There are not only people in the "local area", but also a more diverse and non-human collective life. We wanted to observe flora and fauna from a naturalist's perspective, and as long-time birdwatchers, we wanted to listen and record every bird song. We want to pick and eat mushrooms with the local residents, trace the mycelium veins in the land, and use our sense of touch, smell and taste to enter the sensory world of the human and non-human residents of Da Moyu Village.
Perhaps such interactions are unproductive and seem to lack feedback. But result-oriented and goal-oriented interactions are exactly what we want to avoid. We believe that "responsible" nomadism does not mean adhering to a set of objective moral standards or establishing a moral high ground to restrain oneself, but lies in mutual contact. release each other's mobility, and constantly learn to respond to the survival desire and material energy of each life.
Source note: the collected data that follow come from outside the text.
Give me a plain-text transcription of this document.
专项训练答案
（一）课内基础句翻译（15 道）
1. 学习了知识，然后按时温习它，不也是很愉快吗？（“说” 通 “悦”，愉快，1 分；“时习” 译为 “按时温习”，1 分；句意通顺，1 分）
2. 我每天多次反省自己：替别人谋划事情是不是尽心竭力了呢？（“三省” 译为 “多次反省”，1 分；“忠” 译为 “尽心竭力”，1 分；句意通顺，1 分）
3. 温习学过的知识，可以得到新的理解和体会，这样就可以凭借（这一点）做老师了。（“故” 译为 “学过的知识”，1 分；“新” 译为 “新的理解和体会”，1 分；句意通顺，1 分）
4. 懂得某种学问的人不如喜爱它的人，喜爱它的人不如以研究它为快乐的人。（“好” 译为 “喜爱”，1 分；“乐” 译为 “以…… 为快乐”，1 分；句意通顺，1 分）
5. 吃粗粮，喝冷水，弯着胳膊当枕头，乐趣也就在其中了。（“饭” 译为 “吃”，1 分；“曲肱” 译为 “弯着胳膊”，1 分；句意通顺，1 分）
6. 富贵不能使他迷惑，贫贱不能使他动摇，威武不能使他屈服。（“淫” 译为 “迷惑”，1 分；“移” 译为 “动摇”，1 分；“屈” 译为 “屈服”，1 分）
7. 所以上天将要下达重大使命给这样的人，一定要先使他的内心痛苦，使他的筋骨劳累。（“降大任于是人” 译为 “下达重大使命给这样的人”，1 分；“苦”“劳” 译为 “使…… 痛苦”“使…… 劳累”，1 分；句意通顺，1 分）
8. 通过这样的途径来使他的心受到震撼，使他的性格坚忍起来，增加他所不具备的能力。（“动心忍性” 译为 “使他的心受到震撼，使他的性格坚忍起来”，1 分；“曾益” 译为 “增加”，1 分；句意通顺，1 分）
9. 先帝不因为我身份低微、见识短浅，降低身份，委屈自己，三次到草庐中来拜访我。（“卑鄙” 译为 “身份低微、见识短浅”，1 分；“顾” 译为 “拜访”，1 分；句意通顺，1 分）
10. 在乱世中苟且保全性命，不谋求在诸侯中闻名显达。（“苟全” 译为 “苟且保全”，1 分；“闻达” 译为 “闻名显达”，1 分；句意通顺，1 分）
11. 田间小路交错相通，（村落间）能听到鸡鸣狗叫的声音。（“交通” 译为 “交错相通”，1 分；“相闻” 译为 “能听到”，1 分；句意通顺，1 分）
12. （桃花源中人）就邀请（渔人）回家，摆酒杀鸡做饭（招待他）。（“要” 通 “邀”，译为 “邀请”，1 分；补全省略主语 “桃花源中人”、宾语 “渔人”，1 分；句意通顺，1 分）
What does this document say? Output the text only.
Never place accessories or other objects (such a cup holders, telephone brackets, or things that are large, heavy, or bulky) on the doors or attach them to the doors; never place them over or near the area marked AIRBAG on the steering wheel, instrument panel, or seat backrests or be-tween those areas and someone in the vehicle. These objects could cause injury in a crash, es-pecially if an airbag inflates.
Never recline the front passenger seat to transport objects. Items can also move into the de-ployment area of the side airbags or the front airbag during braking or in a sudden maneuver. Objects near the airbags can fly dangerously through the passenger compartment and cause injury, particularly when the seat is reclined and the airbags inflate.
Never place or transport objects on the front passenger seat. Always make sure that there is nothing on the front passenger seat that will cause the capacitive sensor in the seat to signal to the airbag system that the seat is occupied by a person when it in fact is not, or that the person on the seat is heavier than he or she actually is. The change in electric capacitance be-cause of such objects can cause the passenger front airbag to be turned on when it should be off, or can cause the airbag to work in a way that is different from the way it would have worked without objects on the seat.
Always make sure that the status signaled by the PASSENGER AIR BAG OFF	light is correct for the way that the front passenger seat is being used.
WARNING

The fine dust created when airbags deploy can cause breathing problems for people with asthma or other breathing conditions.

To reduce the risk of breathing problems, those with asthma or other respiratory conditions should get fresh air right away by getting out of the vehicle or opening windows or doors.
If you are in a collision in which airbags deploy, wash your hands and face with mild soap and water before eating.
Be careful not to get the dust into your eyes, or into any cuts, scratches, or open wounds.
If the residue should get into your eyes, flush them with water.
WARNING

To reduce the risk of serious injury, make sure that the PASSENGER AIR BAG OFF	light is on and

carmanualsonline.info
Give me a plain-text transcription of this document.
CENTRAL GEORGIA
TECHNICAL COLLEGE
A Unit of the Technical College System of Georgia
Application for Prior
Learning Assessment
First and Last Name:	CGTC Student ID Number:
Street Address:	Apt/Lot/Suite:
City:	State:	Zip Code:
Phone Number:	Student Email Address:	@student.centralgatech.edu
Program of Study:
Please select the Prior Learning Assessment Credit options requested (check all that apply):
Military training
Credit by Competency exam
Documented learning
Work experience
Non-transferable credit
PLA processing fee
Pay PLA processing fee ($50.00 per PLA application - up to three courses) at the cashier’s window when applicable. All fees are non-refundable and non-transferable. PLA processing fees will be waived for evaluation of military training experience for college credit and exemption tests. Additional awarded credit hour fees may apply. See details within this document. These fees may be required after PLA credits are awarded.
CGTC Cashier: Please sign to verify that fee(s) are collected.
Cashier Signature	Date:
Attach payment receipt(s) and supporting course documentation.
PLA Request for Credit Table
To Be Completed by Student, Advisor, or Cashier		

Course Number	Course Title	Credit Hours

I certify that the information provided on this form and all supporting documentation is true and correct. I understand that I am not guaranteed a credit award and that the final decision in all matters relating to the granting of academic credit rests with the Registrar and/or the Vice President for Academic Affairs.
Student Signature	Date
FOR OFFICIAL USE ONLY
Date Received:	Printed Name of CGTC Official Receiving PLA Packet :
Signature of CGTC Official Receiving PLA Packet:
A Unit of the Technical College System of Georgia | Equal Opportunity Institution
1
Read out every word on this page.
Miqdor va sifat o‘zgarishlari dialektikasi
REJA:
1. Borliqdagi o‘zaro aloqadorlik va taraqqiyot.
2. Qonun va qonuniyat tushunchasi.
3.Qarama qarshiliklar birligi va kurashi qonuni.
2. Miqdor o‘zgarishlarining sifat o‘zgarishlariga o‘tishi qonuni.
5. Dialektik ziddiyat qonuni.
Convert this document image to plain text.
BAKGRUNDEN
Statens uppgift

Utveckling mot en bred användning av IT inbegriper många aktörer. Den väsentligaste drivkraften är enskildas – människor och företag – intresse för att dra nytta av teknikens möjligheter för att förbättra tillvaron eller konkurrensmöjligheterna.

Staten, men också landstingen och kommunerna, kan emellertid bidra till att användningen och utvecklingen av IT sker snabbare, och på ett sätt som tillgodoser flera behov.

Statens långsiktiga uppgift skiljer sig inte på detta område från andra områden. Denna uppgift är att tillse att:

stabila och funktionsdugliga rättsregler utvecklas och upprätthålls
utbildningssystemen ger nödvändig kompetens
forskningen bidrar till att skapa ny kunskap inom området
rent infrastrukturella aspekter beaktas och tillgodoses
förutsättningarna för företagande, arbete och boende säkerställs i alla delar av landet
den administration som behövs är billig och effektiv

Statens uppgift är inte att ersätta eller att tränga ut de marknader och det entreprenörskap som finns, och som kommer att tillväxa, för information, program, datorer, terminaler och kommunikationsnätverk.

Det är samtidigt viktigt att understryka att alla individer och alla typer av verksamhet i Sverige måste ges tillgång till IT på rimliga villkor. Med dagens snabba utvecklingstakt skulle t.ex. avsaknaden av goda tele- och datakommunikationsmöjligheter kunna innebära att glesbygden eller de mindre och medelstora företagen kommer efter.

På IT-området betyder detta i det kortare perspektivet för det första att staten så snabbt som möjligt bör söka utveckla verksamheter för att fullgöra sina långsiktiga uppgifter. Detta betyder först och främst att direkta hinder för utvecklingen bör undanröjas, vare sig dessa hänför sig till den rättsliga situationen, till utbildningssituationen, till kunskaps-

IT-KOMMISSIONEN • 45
5. How do we plan to document the entire trip?
(1) Nomadic Notes: Writing is our daily life, and we will update an experience every week to share with the online community.
(2) Online and voice interaction: We will not only interact with readers on matters, but also hold an online voice event based on our nomadic theme. If given the opportunity, we hope to interact with other platforms (such as Alex's "Don't Be Willful").
(3) Art creation: For us, art practice runs through daily life, and food, clothing, housing and transportation are all inspiration and materials. We will mainly record the creative process through images.
Regardless of whether this project can be funded, we look forward to interested partners coming to chat with us! Seeing the fungus, Yunhu is not happy!